Nem sempre os maiores pesadelos de Dylan Dog têm origem no sobrenatural. Em O Longo Adeus, clássico publicado originalmente em 1992 por Tiziano Sclavi e Mauro Marcheselli, com arte de Carlo Ambrosini, o Investigador do Pesadelo descobre que as lembranças podem ser muito mais assombradas do que qualquer monstro.
Tudo começa quando Dylan reencontra Marina Kimball, seu primeiro grande amor. A partir desse encontro, a narrativa alterna presente e passado para reconstruir o romance vivido pelos dois anos antes. Em vez de apostar em grandes reviravoltas ou elementos sobrenaturais, Sclavi concentra sua atenção nas lembranças, nos sentimentos e na inevitável passagem do tempo, transformando a memória na verdadeira protagonista da história.
O grande mérito do roteiro está justamente em sua humanidade. O terror, marca registrada da série, permanece apenas como uma sombra distante. O verdadeiro medo aqui é outro: perceber que alguns momentos jamais poderão ser revividos e que certas despedidas continuam ecoando por toda a vida. É uma HQ sobre o primeiro amor, as escolhas que moldam nosso destino e a melancolia de olhar para trás sabendo que o passado existe apenas na memória.
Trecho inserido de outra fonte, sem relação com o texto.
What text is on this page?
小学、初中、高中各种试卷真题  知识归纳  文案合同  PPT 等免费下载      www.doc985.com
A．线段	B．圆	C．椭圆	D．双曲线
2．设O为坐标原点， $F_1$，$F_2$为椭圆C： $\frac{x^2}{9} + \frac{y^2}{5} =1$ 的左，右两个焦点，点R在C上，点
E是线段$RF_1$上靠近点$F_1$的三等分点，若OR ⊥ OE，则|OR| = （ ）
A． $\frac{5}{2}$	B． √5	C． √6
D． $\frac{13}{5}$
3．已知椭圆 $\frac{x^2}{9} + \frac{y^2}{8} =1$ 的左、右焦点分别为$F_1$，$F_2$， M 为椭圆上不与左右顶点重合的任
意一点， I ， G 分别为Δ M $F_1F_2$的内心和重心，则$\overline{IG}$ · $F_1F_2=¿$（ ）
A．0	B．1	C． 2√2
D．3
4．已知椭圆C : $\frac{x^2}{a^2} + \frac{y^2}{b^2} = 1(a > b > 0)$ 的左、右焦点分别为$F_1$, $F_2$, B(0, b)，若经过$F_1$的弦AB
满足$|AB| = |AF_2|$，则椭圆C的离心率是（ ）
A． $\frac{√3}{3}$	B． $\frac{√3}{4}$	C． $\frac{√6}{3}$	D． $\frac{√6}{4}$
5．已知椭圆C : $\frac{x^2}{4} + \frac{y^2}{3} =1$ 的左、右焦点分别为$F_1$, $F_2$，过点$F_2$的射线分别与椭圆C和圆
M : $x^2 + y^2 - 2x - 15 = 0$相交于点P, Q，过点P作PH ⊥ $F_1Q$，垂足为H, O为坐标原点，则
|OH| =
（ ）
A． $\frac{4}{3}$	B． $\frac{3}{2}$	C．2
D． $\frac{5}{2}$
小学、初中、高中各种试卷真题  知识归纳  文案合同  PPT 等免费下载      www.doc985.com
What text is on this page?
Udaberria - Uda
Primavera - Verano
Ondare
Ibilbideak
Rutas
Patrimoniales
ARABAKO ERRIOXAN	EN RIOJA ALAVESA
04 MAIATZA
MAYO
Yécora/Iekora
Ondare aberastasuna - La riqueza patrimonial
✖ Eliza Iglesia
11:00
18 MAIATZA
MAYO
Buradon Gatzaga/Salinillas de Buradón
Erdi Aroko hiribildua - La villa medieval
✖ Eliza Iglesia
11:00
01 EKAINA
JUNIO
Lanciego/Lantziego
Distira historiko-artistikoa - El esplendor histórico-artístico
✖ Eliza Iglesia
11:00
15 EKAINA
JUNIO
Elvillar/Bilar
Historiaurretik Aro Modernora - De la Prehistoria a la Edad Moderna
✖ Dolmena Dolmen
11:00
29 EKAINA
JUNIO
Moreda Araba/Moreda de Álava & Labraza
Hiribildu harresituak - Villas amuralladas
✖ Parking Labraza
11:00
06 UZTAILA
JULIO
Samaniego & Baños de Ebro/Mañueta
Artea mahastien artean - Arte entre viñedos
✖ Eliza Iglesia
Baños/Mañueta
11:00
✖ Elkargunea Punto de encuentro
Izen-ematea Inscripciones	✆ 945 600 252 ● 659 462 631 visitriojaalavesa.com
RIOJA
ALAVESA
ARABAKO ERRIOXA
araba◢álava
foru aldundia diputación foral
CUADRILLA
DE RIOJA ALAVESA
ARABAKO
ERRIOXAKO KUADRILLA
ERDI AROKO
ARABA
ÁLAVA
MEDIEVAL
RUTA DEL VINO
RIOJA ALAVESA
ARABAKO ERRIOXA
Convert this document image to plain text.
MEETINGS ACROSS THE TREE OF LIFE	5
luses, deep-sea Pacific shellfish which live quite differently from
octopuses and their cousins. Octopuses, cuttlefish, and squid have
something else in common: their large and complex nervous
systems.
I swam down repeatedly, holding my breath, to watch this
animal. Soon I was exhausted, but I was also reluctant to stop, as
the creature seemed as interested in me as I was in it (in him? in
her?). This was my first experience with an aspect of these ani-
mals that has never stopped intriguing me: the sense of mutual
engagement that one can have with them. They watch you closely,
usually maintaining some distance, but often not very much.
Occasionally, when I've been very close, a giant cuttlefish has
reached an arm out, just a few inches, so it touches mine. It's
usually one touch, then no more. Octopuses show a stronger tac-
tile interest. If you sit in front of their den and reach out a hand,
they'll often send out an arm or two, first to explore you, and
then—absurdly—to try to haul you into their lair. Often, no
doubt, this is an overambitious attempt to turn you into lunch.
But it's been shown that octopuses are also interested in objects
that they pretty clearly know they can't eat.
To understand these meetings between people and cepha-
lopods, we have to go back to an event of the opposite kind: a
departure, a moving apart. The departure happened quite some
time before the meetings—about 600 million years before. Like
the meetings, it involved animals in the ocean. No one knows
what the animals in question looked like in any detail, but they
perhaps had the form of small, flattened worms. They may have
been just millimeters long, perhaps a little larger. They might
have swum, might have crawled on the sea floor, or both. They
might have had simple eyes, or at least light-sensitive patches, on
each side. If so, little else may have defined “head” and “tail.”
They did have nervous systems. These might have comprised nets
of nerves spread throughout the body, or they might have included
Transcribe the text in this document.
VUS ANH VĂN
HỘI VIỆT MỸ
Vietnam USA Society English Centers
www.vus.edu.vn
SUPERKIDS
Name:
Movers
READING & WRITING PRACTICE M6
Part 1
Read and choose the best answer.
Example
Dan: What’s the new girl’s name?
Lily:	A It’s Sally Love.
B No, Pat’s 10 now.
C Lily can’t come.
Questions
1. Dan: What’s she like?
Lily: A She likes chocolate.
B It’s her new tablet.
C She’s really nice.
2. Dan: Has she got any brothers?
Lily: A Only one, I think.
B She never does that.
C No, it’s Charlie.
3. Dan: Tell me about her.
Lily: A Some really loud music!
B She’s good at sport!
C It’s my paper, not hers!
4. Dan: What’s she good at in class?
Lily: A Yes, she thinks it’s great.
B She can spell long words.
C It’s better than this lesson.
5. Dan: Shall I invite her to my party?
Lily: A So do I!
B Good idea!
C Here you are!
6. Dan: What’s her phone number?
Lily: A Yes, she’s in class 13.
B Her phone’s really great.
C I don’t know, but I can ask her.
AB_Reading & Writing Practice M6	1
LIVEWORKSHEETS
Marina Kimball também se destaca como uma das personagens femininas mais marcantes da trajetória de Dylan Dog. Longe de ser apenas um interesse romântico, ela possui personalidade, dúvidas e fragilidades que tornam a relação entre os dois extremamente crível. É justamente essa construção cuidadosa que faz com que o desfecho alcance um impacto emocional raro nos quadrinhos.
Os desenhos de Carlo Ambrosini complementam perfeitamente o tom da narrativa. A expressividade dos rostos, o uso preciso das sombras e a condução quase silenciosa de diversas cenas ampliam a carga emocional do roteiro. Muitas vezes, um simples olhar comunica mais do que páginas inteiras de diálogos.
Não por acaso, O Longo Adeus aparece com frequência entre as melhores histórias de Dylan Dog em listas elaboradas por fãs e críticos. Desde sua publicação original, tornou-se um marco da série por demonstrar que Tiziano Sclavi não precisava recorrer aos monstros ou ao horror explícito para criar uma narrativa inesquecível. Seu maior talento sempre esteve na capacidade de explorar as emoções, os medos e as fragilidades humanas com rara sensibilidade. A história foi publicada pela Panini como o sétimo volume da Biblioteca Dylan Dog, em uma bela edição de capa dura, formato americano e papel couché, enriquecida pelo roteiro completo de Sclavi como material extra. É a oportunidade perfeita para conhecer ou revisitar aquela que, para muitos leitores, permanece como a história mais emocionante já protagonizada pelo Investigador do Pesadelo.
Mais de três décadas depois, a obra permanece atual e talvez até mais poderosa. Afinal, quanto mais experiências acumulamos, mais fácil é reconhecer em Dylan e Marina sentimentos universais como saudade, arrependimento e a difícil aceitação de que alguns capítulos da vida precisam permanecer exatamente onde estão: nas lembranças. É uma leitura delicada, madura e profundamente tocante, que confirma por que Dylan Dog continua sendo um dos personagens mais fascinantes dos quadrinhos europeus.